With the United States settlement outstanding, and having not been admitted to the United Kingdom's advertising white list, Antigua and Barbuda is looking toward Asia to bolster its struggling online gambling economy.
"We have been able to begin to diversify the industry and notwithstanding the challenges with the USA, we have been able to look for markets outside the US," L. Errol Cort, Antigua's finance minister, told the Antigua Sun Monday.
"In particular, we have been seeking to penetrate markets in Asia," he said.
Since 2000, the size of the island nation's online gambling workforce has dipped 82 percent.
That year, 93 different licensees, with an estimated total workforce of 1,900 residents, controlled 61 percent of global online gambling revenues, or $1.7 billion.

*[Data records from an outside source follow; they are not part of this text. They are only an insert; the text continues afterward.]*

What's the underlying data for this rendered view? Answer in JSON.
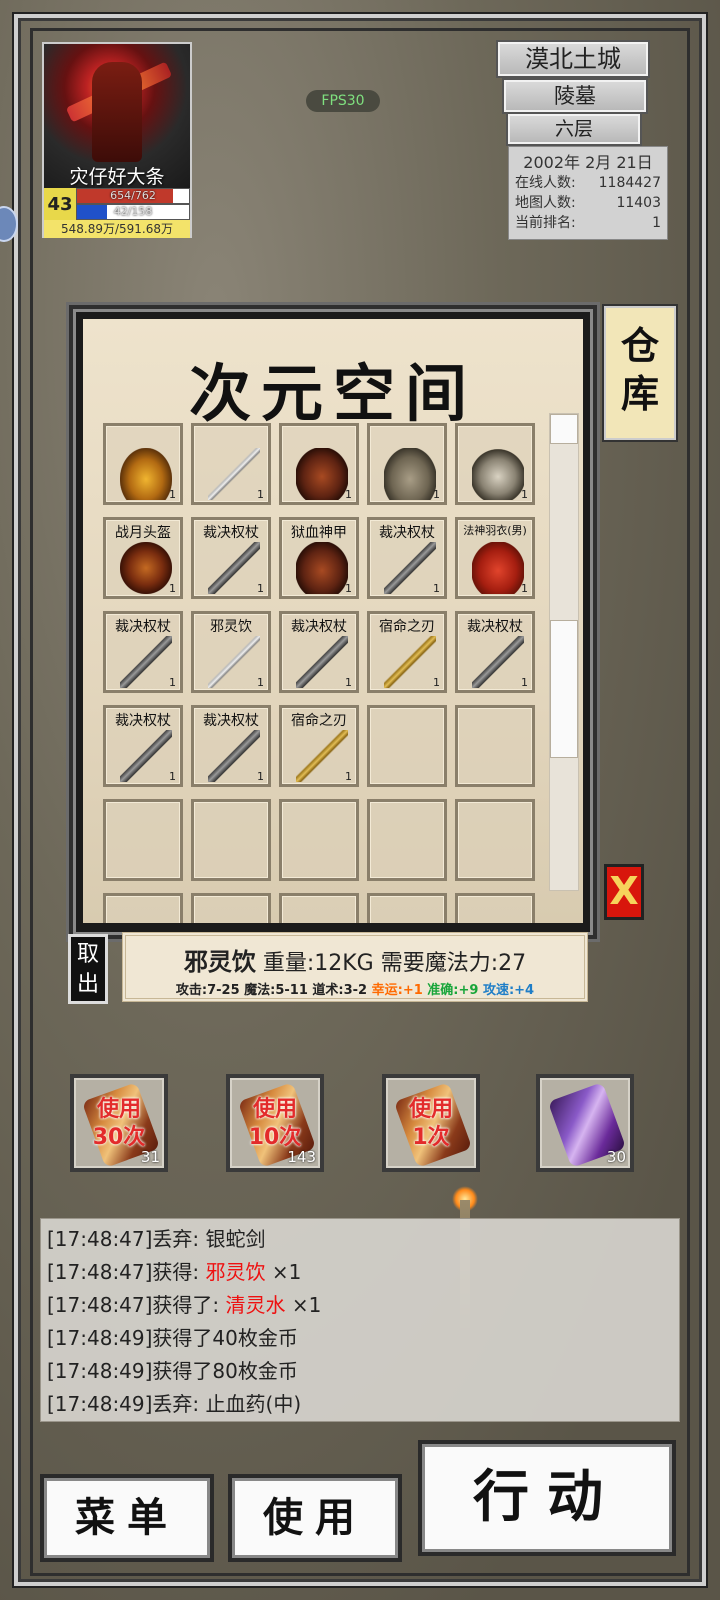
{
  "player": {
    "name": "灾仔好大条",
    "level": "43",
    "hp_text": "654/762",
    "hp_ratio": 0.858,
    "mp_text": "42/158",
    "mp_ratio": 0.266,
    "exp_text": "548.89万/591.68万"
  },
  "fps": "FPS30",
  "location": {
    "city": "漠北土城",
    "area": "陵墓",
    "floor": "六层",
    "date": "2002年 2月 21日",
    "online_label": "在线人数:",
    "online_value": "1184427",
    "map_label": "地图人数:",
    "map_value": "11403",
    "rank_label": "当前排名:",
    "rank_value": "1"
  },
  "inventory": {
    "title": "次元空间",
    "slots": [
      {
        "name": "",
        "qty": "1",
        "icon": "gem"
      },
      {
        "name": "",
        "qty": "1",
        "icon": "sword"
      },
      {
        "name": "",
        "qty": "1",
        "icon": "armor"
      },
      {
        "name": "",
        "qty": "1",
        "icon": "boots"
      },
      {
        "name": "",
        "qty": "1",
        "icon": "skull"
      },
      {
        "name": "战月头盔",
        "qty": "1",
        "icon": "helm"
      },
      {
        "name": "裁决权杖",
        "qty": "1",
        "icon": "staff"
      },
      {
        "name": "狱血神甲",
        "qty": "1",
        "icon": "armor"
      },
      {
        "name": "裁决权杖",
        "qty": "1",
        "icon": "staff"
      },
      {
        "name": "法神羽衣(男)",
        "qty": "1",
        "icon": "robe",
        "small": true
      },
      {
        "name": "裁决权杖",
        "qty": "1",
        "icon": "staff"
      },
      {
        "name": "邪灵饮",
        "qty": "1",
        "icon": "sword"
      },
      {
        "name": "裁决权杖",
        "qty": "1",
        "icon": "staff"
      },
      {
        "name": "宿命之刃",
        "qty": "1",
        "icon": "blade"
      },
      {
        "name": "裁决权杖",
        "qty": "1",
        "icon": "staff"
      },
      {
        "name": "裁决权杖",
        "qty": "1",
        "icon": "staff"
      },
      {
        "name": "裁决权杖",
        "qty": "1",
        "icon": "staff"
      },
      {
        "name": "宿命之刃",
        "qty": "1",
        "icon": "blade"
      },
      {
        "name": "",
        "qty": "",
        "icon": ""
      },
      {
        "name": "",
        "qty": "",
        "icon": ""
      },
      {
        "name": "",
        "qty": "",
        "icon": ""
      },
      {
        "name": "",
        "qty": "",
        "icon": ""
      },
      {
        "name": "",
        "qty": "",
        "icon": ""
      },
      {
        "name": "",
        "qty": "",
        "icon": ""
      },
      {
        "name": "",
        "qty": "",
        "icon": ""
      },
      {
        "name": "",
        "qty": "",
        "icon": ""
      },
      {
        "name": "",
        "qty": "",
        "icon": ""
      },
      {
        "name": "",
        "qty": "",
        "icon": ""
      },
      {
        "name": "",
        "qty": "",
        "icon": ""
      },
      {
        "name": "",
        "qty": "",
        "icon": ""
      }
    ]
  },
  "warehouse_label": "仓库",
  "close_label": "X",
  "takeout_label": "取出",
  "selected_item": {
    "name": "邪灵饮",
    "line1_rest": " 重量:12KG 需要魔法力:27",
    "stats_prefix": "攻击:7-25 魔法:5-11 道术:3-2 ",
    "luck": "幸运:+1",
    "accuracy": "准确:+9",
    "speed": "攻速:+4"
  },
  "quick_items": [
    {
      "use_text_1": "使用",
      "use_text_2": "30次",
      "count": "31",
      "color": "orange"
    },
    {
      "use_text_1": "使用",
      "use_text_2": "10次",
      "count": "143",
      "color": "orange"
    },
    {
      "use_text_1": "使用",
      "use_text_2": "1次",
      "count": "",
      "color": "orange"
    },
    {
      "use_text_1": "",
      "use_text_2": "",
      "count": "30",
      "color": "purple"
    }
  ],
  "log": [
    {
      "prefix": "[17:48:47]丢弃: 银蛇剑",
      "highlight": "",
      "suffix": ""
    },
    {
      "prefix": "[17:48:47]获得: ",
      "highlight": "邪灵饮",
      "suffix": " ×1"
    },
    {
      "prefix": "[17:48:47]获得了: ",
      "highlight": "清灵水",
      "suffix": " ×1"
    },
    {
      "prefix": "[17:48:49]获得了40枚金币",
      "highlight": "",
      "suffix": ""
    },
    {
      "prefix": "[17:48:49]获得了80枚金币",
      "highlight": "",
      "suffix": ""
    },
    {
      "prefix": "[17:48:49]丢弃: 止血药(中)",
      "highlight": "",
      "suffix": ""
    }
  ],
  "buttons": {
    "menu": "菜单",
    "use": "使用",
    "action": "行动"
  },
  "colors": {
    "highlight_red": "#e11111",
    "luck": "#ff6a00",
    "accuracy": "#18a53a",
    "speed": "#1f7ec7"
  }
}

In 2007, however, 30 licensees employed just 333 residents and commanded 7 percent of global revenues, or $948 million.
From Asia, Mr. Cort told the paper, Antigua has drawn one or two new licensees, though he did not specify which companies those were.
In related news, Antigua and the United States have pushed their World Trade Organization settlement deadline back to Aug. 1 from July 11.
The two countries have been in negotiations since late January over the United States' decision to withdraw gambling services from the General Agreement on Trade in Services.
The withdrawal stems from a near five-year dispute between the two nations over the United States' Internet gambling policy.